Structured notes generate fat fees for the banks that issue them and other banks that peddle them to retail investors. In many instances, investors could get the same kind of exposure by simply buying an exchange-traded fund, a index fund, or put together their own basket of stocks, bonds or commodities.
But the biggest knock on structured notes is that many of them are pitched to investors as “principal protected” investments. Investors are told they may not make money on the underlying investment, but they won’t lose their principal either.

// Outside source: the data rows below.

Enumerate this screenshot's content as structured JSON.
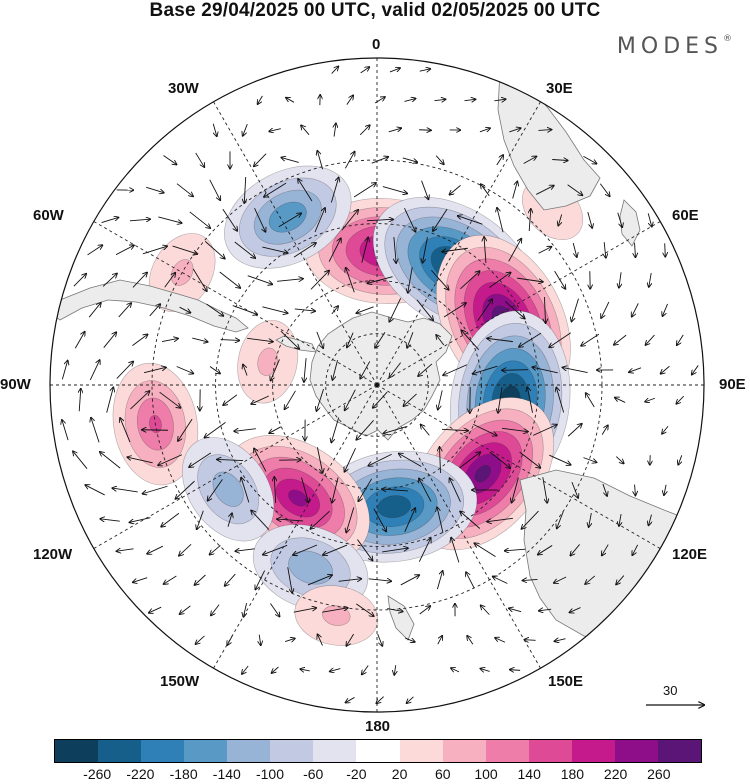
{
  "title": "Base 29/04/2025 00 UTC, valid 02/05/2025 00 UTC",
  "brand": "MODES",
  "brand_mark": "®",
  "longitude_labels": {
    "top": "0",
    "top_right": "30E",
    "right_upper": "60E",
    "right": "90E",
    "right_lower": "120E",
    "bottom_right": "150E",
    "bottom": "180",
    "bottom_left": "150W",
    "left_lower": "120W",
    "left": "90W",
    "left_upper": "60W",
    "top_left": "30W"
  },
  "reference_vector_label": "30",
  "colorbar": {
    "colors": [
      "#0d3f5c",
      "#175f8b",
      "#2f80b6",
      "#5899c6",
      "#97b3d6",
      "#c2c9e2",
      "#e3e3f0",
      "#ffffff",
      "#fcdada",
      "#f6b0bf",
      "#ee7daa",
      "#df4a97",
      "#c51a8b",
      "#8e0e8a",
      "#5b1577"
    ],
    "tick_labels": [
      "-260",
      "-220",
      "-180",
      "-140",
      "-100",
      "-60",
      "-20",
      "20",
      "60",
      "100",
      "140",
      "180",
      "220",
      "260"
    ]
  },
  "anomaly_centers": [
    {
      "lon": 3,
      "lat": -52,
      "value": 230
    },
    {
      "lon": 33,
      "lat": -50,
      "value": -280
    },
    {
      "lon": 63,
      "lat": -50,
      "value": 290
    },
    {
      "lon": 97,
      "lat": -52,
      "value": -290
    },
    {
      "lon": 130,
      "lat": -51,
      "value": 270
    },
    {
      "lon": 172,
      "lat": -55,
      "value": -250
    },
    {
      "lon": -145,
      "lat": -51,
      "value": 230
    },
    {
      "lon": -28,
      "lat": -38,
      "value": -170
    },
    {
      "lon": -100,
      "lat": -30,
      "value": 140
    },
    {
      "lon": -125,
      "lat": -40,
      "value": -120
    },
    {
      "lon": -160,
      "lat": -37,
      "value": -130
    },
    {
      "lon": -78,
      "lat": -58,
      "value": 60
    },
    {
      "lon": -60,
      "lat": -30,
      "value": 60
    },
    {
      "lon": 45,
      "lat": -25,
      "value": 40
    },
    {
      "lon": -170,
      "lat": -28,
      "value": 60
    }
  ]
}
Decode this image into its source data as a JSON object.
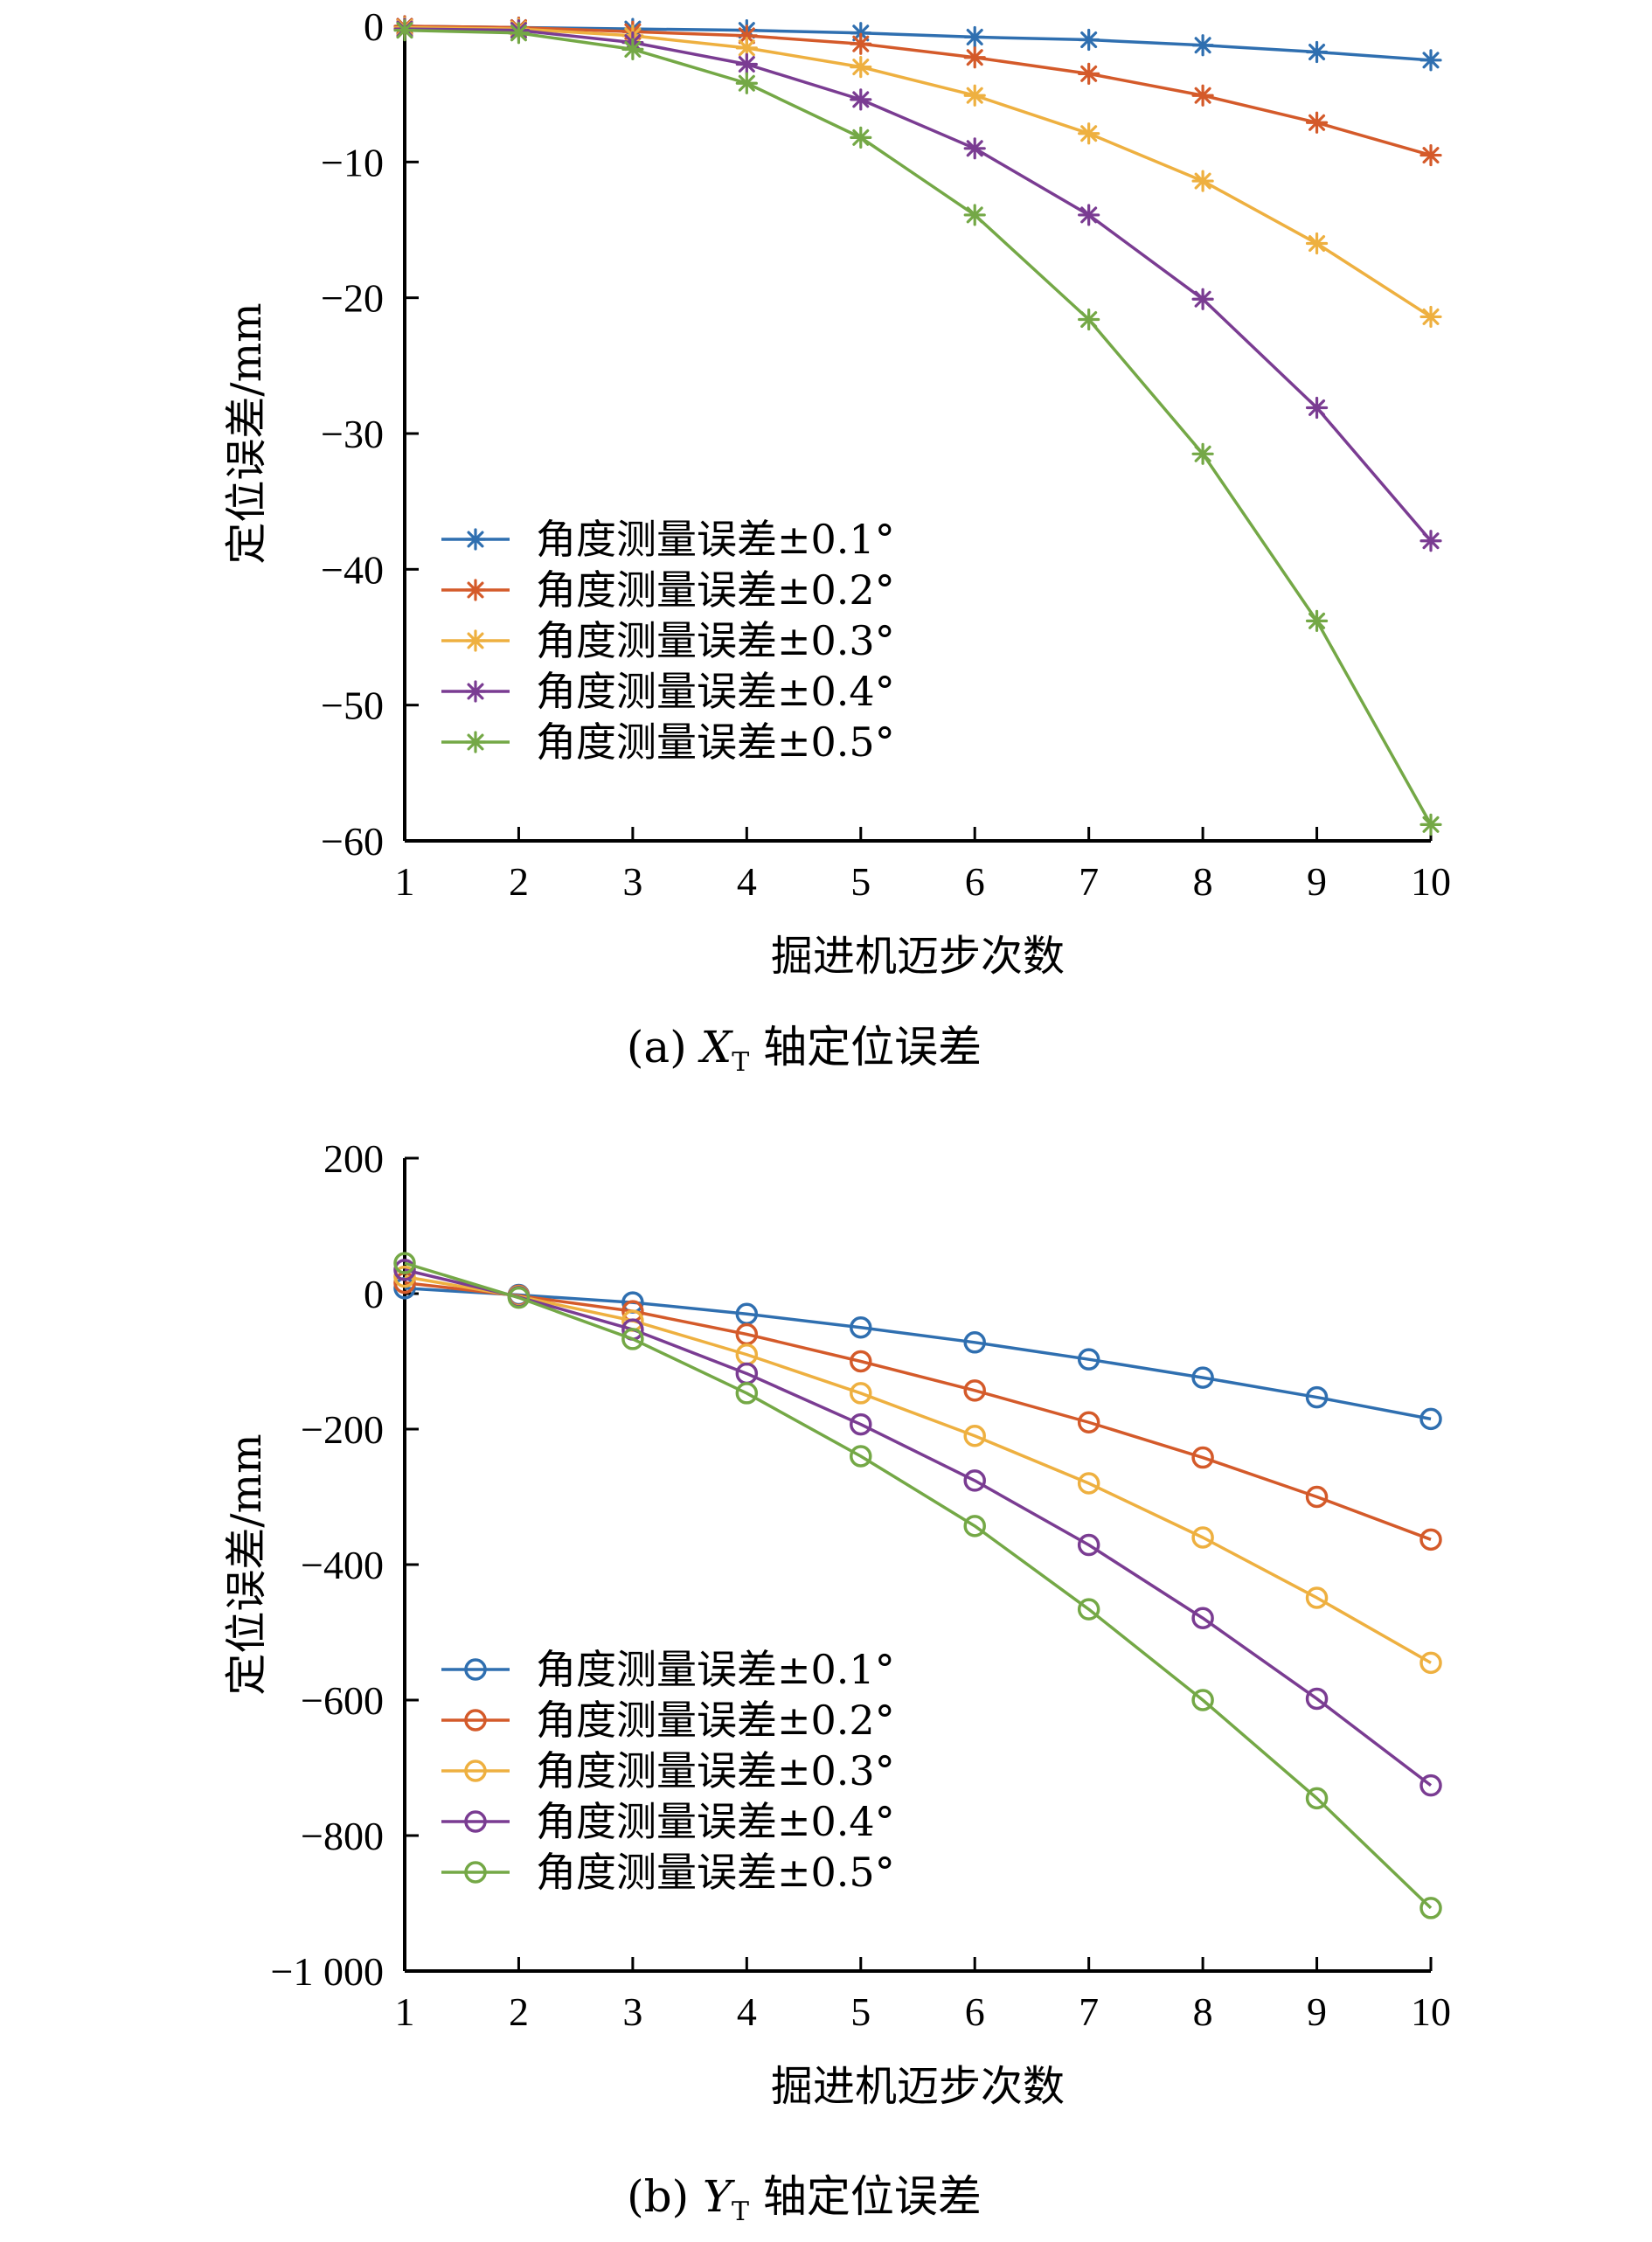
{
  "chart_data": [
    {
      "type": "line",
      "marker": "asterisk",
      "caption": {
        "prefix": "(a) ",
        "var": "X",
        "sub": "T",
        "suffix": " 轴定位误差"
      },
      "xlabel": "掘进机迈步次数",
      "ylabel": "定位误差/mm",
      "xlim": [
        1,
        10
      ],
      "ylim": [
        -60,
        0
      ],
      "xticks": [
        "1",
        "2",
        "3",
        "4",
        "5",
        "6",
        "7",
        "8",
        "9",
        "10"
      ],
      "yticks": [
        {
          "value": 0,
          "label": "0"
        },
        {
          "value": -10,
          "label": "−10"
        },
        {
          "value": -20,
          "label": "−20"
        },
        {
          "value": -30,
          "label": "−30"
        },
        {
          "value": -40,
          "label": "−40"
        },
        {
          "value": -50,
          "label": "−50"
        },
        {
          "value": -60,
          "label": "−60"
        }
      ],
      "legend_position": "lower-left",
      "x": [
        1,
        2,
        3,
        4,
        5,
        6,
        7,
        8,
        9,
        10
      ],
      "series": [
        {
          "name": "角度测量误差±0.1°",
          "color": "#2f6fb0",
          "values": [
            0,
            -0.1,
            -0.2,
            -0.3,
            -0.5,
            -0.8,
            -1.0,
            -1.4,
            -1.9,
            -2.5
          ]
        },
        {
          "name": "角度测量误差±0.2°",
          "color": "#d45a2a",
          "values": [
            0,
            -0.1,
            -0.4,
            -0.7,
            -1.3,
            -2.3,
            -3.5,
            -5.1,
            -7.1,
            -9.5
          ]
        },
        {
          "name": "角度测量误差±0.3°",
          "color": "#eeb040",
          "values": [
            -0.1,
            -0.2,
            -0.7,
            -1.6,
            -3.0,
            -5.1,
            -7.9,
            -11.4,
            -16.0,
            -21.4
          ]
        },
        {
          "name": "角度测量误差±0.4°",
          "color": "#7a3c92",
          "values": [
            -0.2,
            -0.3,
            -1.2,
            -2.8,
            -5.4,
            -9.0,
            -13.9,
            -20.1,
            -28.1,
            -37.9
          ]
        },
        {
          "name": "角度测量误差±0.5°",
          "color": "#74a846",
          "values": [
            -0.3,
            -0.5,
            -1.7,
            -4.2,
            -8.2,
            -13.9,
            -21.6,
            -31.5,
            -43.8,
            -58.8
          ]
        }
      ]
    },
    {
      "type": "line",
      "marker": "circle",
      "caption": {
        "prefix": "(b) ",
        "var": "Y",
        "sub": "T",
        "suffix": " 轴定位误差"
      },
      "xlabel": "掘进机迈步次数",
      "ylabel": "定位误差/mm",
      "xlim": [
        1,
        10
      ],
      "ylim": [
        -1000,
        200
      ],
      "xticks": [
        "1",
        "2",
        "3",
        "4",
        "5",
        "6",
        "7",
        "8",
        "9",
        "10"
      ],
      "yticks": [
        {
          "value": 200,
          "label": "200"
        },
        {
          "value": 0,
          "label": "0"
        },
        {
          "value": -200,
          "label": "−200"
        },
        {
          "value": -400,
          "label": "−400"
        },
        {
          "value": -600,
          "label": "−600"
        },
        {
          "value": -800,
          "label": "−800"
        },
        {
          "value": -1000,
          "label": "−1 000"
        }
      ],
      "legend_position": "lower-left",
      "x": [
        1,
        2,
        3,
        4,
        5,
        6,
        7,
        8,
        9,
        10
      ],
      "series": [
        {
          "name": "角度测量误差±0.1°",
          "color": "#2f6fb0",
          "values": [
            8,
            -2,
            -13,
            -30,
            -50,
            -72,
            -97,
            -124,
            -153,
            -185
          ]
        },
        {
          "name": "角度测量误差±0.2°",
          "color": "#d45a2a",
          "values": [
            16,
            -3,
            -26,
            -60,
            -100,
            -143,
            -190,
            -242,
            -300,
            -363
          ]
        },
        {
          "name": "角度测量误差±0.3°",
          "color": "#eeb040",
          "values": [
            25,
            -4,
            -40,
            -90,
            -147,
            -210,
            -280,
            -360,
            -449,
            -545
          ]
        },
        {
          "name": "角度测量误差±0.4°",
          "color": "#7a3c92",
          "values": [
            35,
            -5,
            -53,
            -118,
            -193,
            -276,
            -371,
            -479,
            -598,
            -726
          ]
        },
        {
          "name": "角度测量误差±0.5°",
          "color": "#74a846",
          "values": [
            45,
            -6,
            -67,
            -147,
            -240,
            -343,
            -466,
            -600,
            -745,
            -907
          ]
        }
      ]
    }
  ]
}
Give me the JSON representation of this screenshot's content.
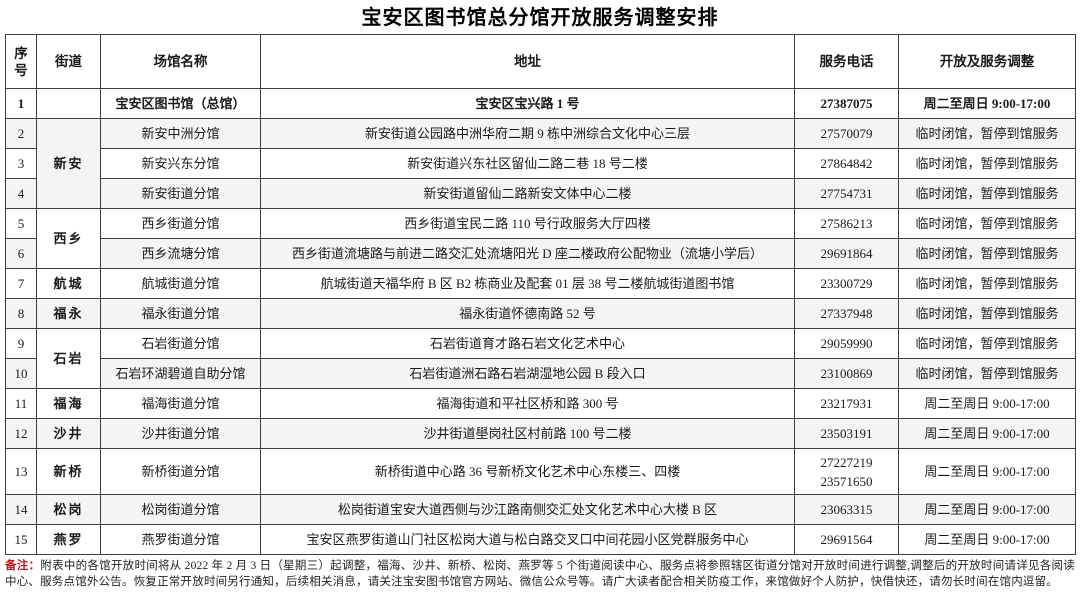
{
  "title": "宝安区图书馆总分馆开放服务调整安排",
  "table": {
    "headers": [
      "序号",
      "街道",
      "场馆名称",
      "地址",
      "服务电话",
      "开放及服务调整"
    ],
    "rows": [
      {
        "no": "1",
        "street": "",
        "street_span": 1,
        "venue": "宝安区图书馆（总馆）",
        "address": "宝安区宝兴路 1 号",
        "phones": [
          "27387075"
        ],
        "adjustment": "周二至周日 9:00-17:00",
        "bold": true,
        "shaded": false
      },
      {
        "no": "2",
        "street": "新安",
        "street_span": 3,
        "venue": "新安中洲分馆",
        "address": "新安街道公园路中洲华府二期 9 栋中洲综合文化中心三层",
        "phones": [
          "27570079"
        ],
        "adjustment": "临时闭馆，暂停到馆服务",
        "bold": false,
        "shaded": true
      },
      {
        "no": "3",
        "street": null,
        "street_span": 0,
        "venue": "新安兴东分馆",
        "address": "新安街道兴东社区留仙二路二巷 18 号二楼",
        "phones": [
          "27864842"
        ],
        "adjustment": "临时闭馆，暂停到馆服务",
        "bold": false,
        "shaded": false
      },
      {
        "no": "4",
        "street": null,
        "street_span": 0,
        "venue": "新安街道分馆",
        "address": "新安街道留仙二路新安文体中心二楼",
        "phones": [
          "27754731"
        ],
        "adjustment": "临时闭馆，暂停到馆服务",
        "bold": false,
        "shaded": true
      },
      {
        "no": "5",
        "street": "西乡",
        "street_span": 2,
        "venue": "西乡街道分馆",
        "address": "西乡街道宝民二路 110 号行政服务大厅四楼",
        "phones": [
          "27586213"
        ],
        "adjustment": "临时闭馆，暂停到馆服务",
        "bold": false,
        "shaded": false
      },
      {
        "no": "6",
        "street": null,
        "street_span": 0,
        "venue": "西乡流塘分馆",
        "address": "西乡街道流塘路与前进二路交汇处流塘阳光 D 座二楼政府公配物业（流塘小学后）",
        "phones": [
          "29691864"
        ],
        "adjustment": "临时闭馆，暂停到馆服务",
        "bold": false,
        "shaded": true
      },
      {
        "no": "7",
        "street": "航城",
        "street_span": 1,
        "venue": "航城街道分馆",
        "address": "航城街道天福华府 B 区 B2 栋商业及配套 01 层 38 号二楼航城街道图书馆",
        "phones": [
          "23300729"
        ],
        "adjustment": "临时闭馆，暂停到馆服务",
        "bold": false,
        "shaded": false
      },
      {
        "no": "8",
        "street": "福永",
        "street_span": 1,
        "venue": "福永街道分馆",
        "address": "福永街道怀德南路 52 号",
        "phones": [
          "27337948"
        ],
        "adjustment": "临时闭馆，暂停到馆服务",
        "bold": false,
        "shaded": true
      },
      {
        "no": "9",
        "street": "石岩",
        "street_span": 2,
        "venue": "石岩街道分馆",
        "address": "石岩街道育才路石岩文化艺术中心",
        "phones": [
          "29059990"
        ],
        "adjustment": "临时闭馆，暂停到馆服务",
        "bold": false,
        "shaded": false
      },
      {
        "no": "10",
        "street": null,
        "street_span": 0,
        "venue": "石岩环湖碧道自助分馆",
        "address": "石岩街道洲石路石岩湖湿地公园 B 段入口",
        "phones": [
          "23100869"
        ],
        "adjustment": "临时闭馆，暂停到馆服务",
        "bold": false,
        "shaded": true
      },
      {
        "no": "11",
        "street": "福海",
        "street_span": 1,
        "venue": "福海街道分馆",
        "address": "福海街道和平社区桥和路 300 号",
        "phones": [
          "23217931"
        ],
        "adjustment": "周二至周日 9:00-17:00",
        "bold": false,
        "shaded": false
      },
      {
        "no": "12",
        "street": "沙井",
        "street_span": 1,
        "venue": "沙井街道分馆",
        "address": "沙井街道壆岗社区村前路 100 号二楼",
        "phones": [
          "23503191"
        ],
        "adjustment": "周二至周日 9:00-17:00",
        "bold": false,
        "shaded": true
      },
      {
        "no": "13",
        "street": "新桥",
        "street_span": 1,
        "venue": "新桥街道分馆",
        "address": "新桥街道中心路 36 号新桥文化艺术中心东楼三、四楼",
        "phones": [
          "27227219",
          "23571650"
        ],
        "adjustment": "周二至周日 9:00-17:00",
        "bold": false,
        "shaded": false,
        "tall": true
      },
      {
        "no": "14",
        "street": "松岗",
        "street_span": 1,
        "venue": "松岗街道分馆",
        "address": "松岗街道宝安大道西侧与沙江路南侧交汇处文化艺术中心大楼 B 区",
        "phones": [
          "23063315"
        ],
        "adjustment": "周二至周日 9:00-17:00",
        "bold": false,
        "shaded": true
      },
      {
        "no": "15",
        "street": "燕罗",
        "street_span": 1,
        "venue": "燕罗街道分馆",
        "address": "宝安区燕罗街道山门社区松岗大道与松白路交叉口中间花园小区党群服务中心",
        "phones": [
          "29691564"
        ],
        "adjustment": "周二至周日 9:00-17:00",
        "bold": false,
        "shaded": false
      }
    ]
  },
  "footnote": {
    "label": "备注：",
    "text": "附表中的各馆开放时间将从 2022 年 2 月 3 日（星期三）起调整，福海、沙井、新桥、松岗、燕罗等 5 个街道阅读中心、服务点将参照辖区街道分馆对开放时间进行调整,调整后的开放时间请详见各阅读中心、服务点馆外公告。恢复正常开放时间另行通知，后续相关消息，请关注宝安图书馆官方网站、微信公众号等。请广大读者配合相关防疫工作，来馆做好个人防护，快借快还，请勿长时间在馆内逗留。"
  }
}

But the guarantee on these notes is only as good as the creditworthiness of the issuer. Investors who bought Lehman structured notes have found out that guarantee doesn’t mean in the wake of the firm’s bankruptcy.
Et tu Schwab?
Discount brokerage Charles Schwab may be facing a Lehman-sized headache.
It appears some Schwab brokers were actively selling so-called structured notes–derivative-like investments–that were issued by the now bankrupt Lehman Brothers. The structured notes were pitched as principal protected, meaning investors might not make a lot of money if a strategy failed, but they wouldn’t lose their initial investment either.
The only problem with the sales is pitch that the Lehman issued structured notes were guaranteed by Lehman. The notion that an investors’ prinicipal investment was 100% protected went out the window when the Wall Street firm filed for bankrupty last fall.
Lehmans’ collapse is proof that unless an investment is backed by the federal government there really is no such thing as a “100% principal protected” note. In other words, there are no free lunches for investors on Wall Street.
Seth Lipner, a New York securities lawyer, says he’s on the verge of filing an arbitration claim against Schwab on behalf of a Florida couple who purchased Lehman structured notes through Schwab. He claims Schwab “misrepresented” the risks associated with these notes. Lipner’s clients invested $60,000 in these now all-but-worthless notes. But Lipner suspects Schwab peddled Lehman notes to many other customers.
Schwab wasn’t immediately available for comment. But if they call back, I’ll update with their response.
Up until now, UBS was the biggest known seller of Lehman structured notes in the US. In fact, New Hampshire securities regulators, earlier this month, filed a cease and desist notice against UBS over the sale of Lehman structured notes. Regulators claim UBS brokers “exaggerated” the safety and security of the notes.